On Sunday, February 12, 2012 07:42:05 PM Murray S. Kucherawy wrote:
> Hi all,
> 
> A last-minute rewrite of a couple of sections of draft-ietf-marf-as was
> submitted.  The feeling is that Sections 7 and 8 (especially the latter)
> had become too verbose and confusing, and had the feel of micromanagement. 
> The proposed text is rather more general while still attempting to put the
> working group's main message into the hands of feedback operators.
> 
> The diff is here: http://www.blackops.org/~msk/marf-as.html
> 
> Please review it and comment as soon as possible.  This is our last batch of
> work before Barry can write up his shepherding document and move it along
> to the IESG.

This is a substantial change and I don't think it is reasonable to assume that 
any working group consensus established during the recently completed last 
call would apply to it.

I like the consolidation of 7.4, 7.5, and 7.7 with 7.3, but I think it goes a  
little too far.  I think the MUST/SHOULD NOTs in the original 7.4 are 
significant.

I'm less fond of the changes to paragraph 8.  I think the advice that was 
removed in 8.1 was useful.  I don't think that what makes a report actionable 
is broadly understood, so including that discussion is useful.

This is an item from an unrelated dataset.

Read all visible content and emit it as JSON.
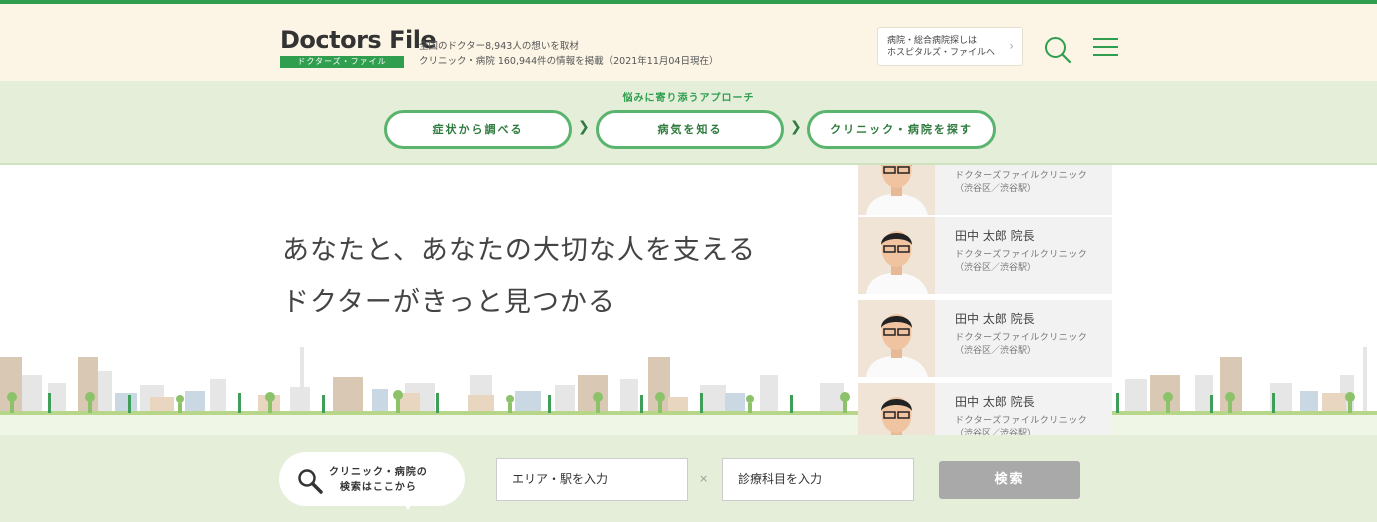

Removal of the previous 8.3 is concerning as I think people are encouraged 
enough to send reports to reports and about resources that are at most 
peripherally involved in abuse.  I think discouraging this sort of behavior 
for high volume automatic abuse reports that are unsolicited is important.

It would be good to understand the rationale for removing the reference to 
WHOIS abuse addresses?  Other heuristics are retained to some degree, but that 
one was dropped completely.

I think the revised discussion about DKIM and SPF is unintelligible.  I think 
the old 8.5 and 8.6 gave explanations that are useful for developers that are 
not DKIM or SPF experts.  The revised text will only provide value for people 
who already know about DKIM or SPF (i.e. the people that don't need the text 
because they know already) or people that are triggered to go become protocal 
experts for DKIM and SPF to figure out how to apply them to this problem.  If 
this is retained the relevant DKIM and SPF RFCs should be normative as there's 
no way to properly implement this without a detailed study of them now.

I particularly object to ditching 8.6.  We had a lot of discussion and 
iterated through a lot of options before settling on the current wording as 
the rough consensus of the group.  One of the primary reasons for the creation 
of SPF was to reduce the amount of unwanted blowback due to bounce messages 
when domains where forged.  Without clear guidance about this, this draft 
could cause high volume unsolicited ARFs that cause very similar problems to 
the bounces from forged messages the protocol was created to combat.  Please 
don't.

I think the simplification relative to the old 8.8 (on receiver processing) is 
fine.  I think the removal of 8.11 and 8.12 is fine too.  I think the 
simplification of 8.13 into 8.8 and 8.14 into 8.9 are fine.  I'm OK with 
ditching 8.15 as I don't think it's particularly actionable.  For 8.16, I 
don't think the simplification is an improvement, but I don't think it's awful.

WHOIS is mentioned in 8.2 (new and old) so the reference should probably stay.